Residence United States
Nationality United States
Fields Physics
Institutions Columbia University
Fermi National Accelerator Laboratory
Illinois Institute of Technology
Alma mater City College of New York
Columbia University
Known for Seminal contributions to neutrinos, bottom quark
Notable awards Nobel Prize in Physics (1988)
Wolf Prize in Physics (1982)
National Medal of Science (1965)
Vannevar Bush Award (2012)
William Procter Prize for Scientific Achievement (1991)

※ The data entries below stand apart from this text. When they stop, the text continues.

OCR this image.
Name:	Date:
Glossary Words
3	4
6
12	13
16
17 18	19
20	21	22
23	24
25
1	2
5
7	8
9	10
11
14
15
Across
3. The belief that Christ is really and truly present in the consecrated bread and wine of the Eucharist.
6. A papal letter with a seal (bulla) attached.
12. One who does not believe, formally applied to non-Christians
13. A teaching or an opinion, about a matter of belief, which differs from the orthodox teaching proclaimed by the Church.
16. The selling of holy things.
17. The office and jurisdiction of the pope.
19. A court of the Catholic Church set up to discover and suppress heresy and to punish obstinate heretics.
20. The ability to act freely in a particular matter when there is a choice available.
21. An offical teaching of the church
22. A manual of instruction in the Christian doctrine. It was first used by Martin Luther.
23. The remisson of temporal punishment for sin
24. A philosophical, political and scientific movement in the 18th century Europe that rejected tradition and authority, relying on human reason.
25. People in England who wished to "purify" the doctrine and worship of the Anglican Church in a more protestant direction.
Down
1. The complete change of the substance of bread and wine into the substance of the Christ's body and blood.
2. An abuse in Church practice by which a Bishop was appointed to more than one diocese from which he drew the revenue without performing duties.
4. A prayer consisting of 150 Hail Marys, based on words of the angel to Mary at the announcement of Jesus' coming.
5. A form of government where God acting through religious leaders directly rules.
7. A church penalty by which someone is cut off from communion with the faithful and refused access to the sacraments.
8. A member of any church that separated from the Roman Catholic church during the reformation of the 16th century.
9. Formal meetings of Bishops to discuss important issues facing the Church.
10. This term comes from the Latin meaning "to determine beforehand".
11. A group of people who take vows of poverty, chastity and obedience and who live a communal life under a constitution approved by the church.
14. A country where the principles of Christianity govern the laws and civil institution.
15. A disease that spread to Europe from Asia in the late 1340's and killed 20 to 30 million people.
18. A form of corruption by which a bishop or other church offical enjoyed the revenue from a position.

Spouse Florence Gordon (3 children)
Ellen Carr

Leon Max Lederman (born July 15, 1922) is an American experimental physicist who received the Wolf Prize in Physics in 1982, along with Martin Lewis Perl, for their research on quarks and leptons, and the Nobel Prize for Physics in 1988, along with Melvin Schwartz and Jack Steinberger, for their research on neutrinos. He is Director Emeritus of Fermi National Accelerator Laboratory (Fermilab) in Batavia, Illinois, USA. He founded the Illinois Mathematics and Science Academy, in Aurora, Illinois in 1986, and has been Resident Scholar Emeritus since 2012. In 2012, he was awarded the Vannevar Bush Award for his extraordinary contributions to understanding the basic forces and particles of nature.

Lederman was born in New York City, New York, the son of Minna (née Rosenberg) and Morris Lederman, a laundryman. Lederman graduated from the James Monroe High School in the South Bronx. He received his bachelor's degree from the City College of New York in 1943, and received a Ph.D. from Columbia University in 1951. He then joined the Columbia faculty and eventually became Eugene Higgins Professor of Physics. In 1960, on leave from Columbia, he spent some time at CERN in Geneva as a Ford Foundation Fellow. He took an extended leave of absence from Columbia in 1979 to become director of Fermilab. Resigning from Columbia (and retiring from Fermilab) in 1989 to teach briefly at the University of Chicago, he then moved to the physics department of the Illinois Institute of Technology, where he served as the Pritzker Professor of Science. In 1991, Lederman became President of the American Association for the Advancement of Science.